As organizações que processam dados não estruturados vão além dos relatórios de nível superficial. Ao analisar dados de documentos digitais ou dispositivos de Internet das coisas (IoT), eles podem identificar mais tendências, avaliar riscos anteriormente ocultos e analisar o comportamento do cliente com um contexto mais rico. Esses insights informam a tomada de decisões, seja em diagnósticos de saúde ou automação industrial, e fornecem a base para tecnologias como ML, PLN e IA generativa.
Dados não estruturados também desempenham um papel fundamental em viabilizar modelos de linguagem amplos (LLMs), os primeiros sistemas de IA capazes de lidar com linguagem humana em larga escala. Esses modelos só têm bom desempenho quando as organizações conseguem preparar, armazenar e servir inputs não estruturados de alta qualidade. Com essa base estabelecida, os LLMs podem modelar padrões estatísticos em volumes massivos de dados, permitindo que empresas resumam documentos de texto, classifiquem feedback dos clientes ou analisem postagens em redes sociais com muito mais eficiência do que sistemas baseados em regras.
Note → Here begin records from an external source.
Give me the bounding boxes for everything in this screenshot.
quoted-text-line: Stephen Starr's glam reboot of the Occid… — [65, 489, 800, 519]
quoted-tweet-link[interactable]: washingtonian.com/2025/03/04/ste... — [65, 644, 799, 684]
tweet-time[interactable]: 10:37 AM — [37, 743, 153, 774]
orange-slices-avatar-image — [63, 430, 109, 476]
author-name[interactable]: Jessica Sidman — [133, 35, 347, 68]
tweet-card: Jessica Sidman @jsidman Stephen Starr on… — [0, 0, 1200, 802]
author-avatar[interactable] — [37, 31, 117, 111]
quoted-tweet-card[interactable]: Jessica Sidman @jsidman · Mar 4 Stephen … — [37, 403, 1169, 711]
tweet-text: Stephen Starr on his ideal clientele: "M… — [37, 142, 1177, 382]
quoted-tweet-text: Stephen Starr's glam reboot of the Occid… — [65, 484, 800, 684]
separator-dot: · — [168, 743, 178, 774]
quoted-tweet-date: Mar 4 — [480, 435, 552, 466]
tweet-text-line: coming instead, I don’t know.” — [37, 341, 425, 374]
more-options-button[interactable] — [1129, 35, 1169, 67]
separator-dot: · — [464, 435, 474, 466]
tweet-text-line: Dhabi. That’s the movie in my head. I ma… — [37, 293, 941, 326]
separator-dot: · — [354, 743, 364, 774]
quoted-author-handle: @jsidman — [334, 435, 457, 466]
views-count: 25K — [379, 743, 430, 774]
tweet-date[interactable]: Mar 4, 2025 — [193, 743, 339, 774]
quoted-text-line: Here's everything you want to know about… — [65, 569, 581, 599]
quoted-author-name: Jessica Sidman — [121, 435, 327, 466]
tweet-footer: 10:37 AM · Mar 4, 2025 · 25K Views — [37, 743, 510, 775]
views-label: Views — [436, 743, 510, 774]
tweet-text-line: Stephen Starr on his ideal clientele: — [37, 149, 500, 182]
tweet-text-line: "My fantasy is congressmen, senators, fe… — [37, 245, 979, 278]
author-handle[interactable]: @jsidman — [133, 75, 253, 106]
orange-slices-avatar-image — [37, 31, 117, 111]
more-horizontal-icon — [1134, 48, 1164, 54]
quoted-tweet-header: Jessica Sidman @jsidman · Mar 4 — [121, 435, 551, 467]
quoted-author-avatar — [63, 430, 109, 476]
A relação é cíclica: sistemas de IA treinados com dados não estruturados produzem resultados que ajudam a enriquecer e organizar esses dados específicos. Esses conjuntos de dados enriquecidos então informam a última geração de modelos, criando um ciclo contínuo de refinamento.
Mas o insight exige infraestrutura. A velocidade e a variabilidade das informações não estruturadas exigem arquiteturas que sejam ao mesmo tempo escaláveis e adaptáveis. Quando práticas avançadas de gerenciamento de dados, como o gerenciamento de metadados, são combinadas com ferramentas modernas de análise, as organizações conseguem transformar o ruído dos dados não estruturados em nuance.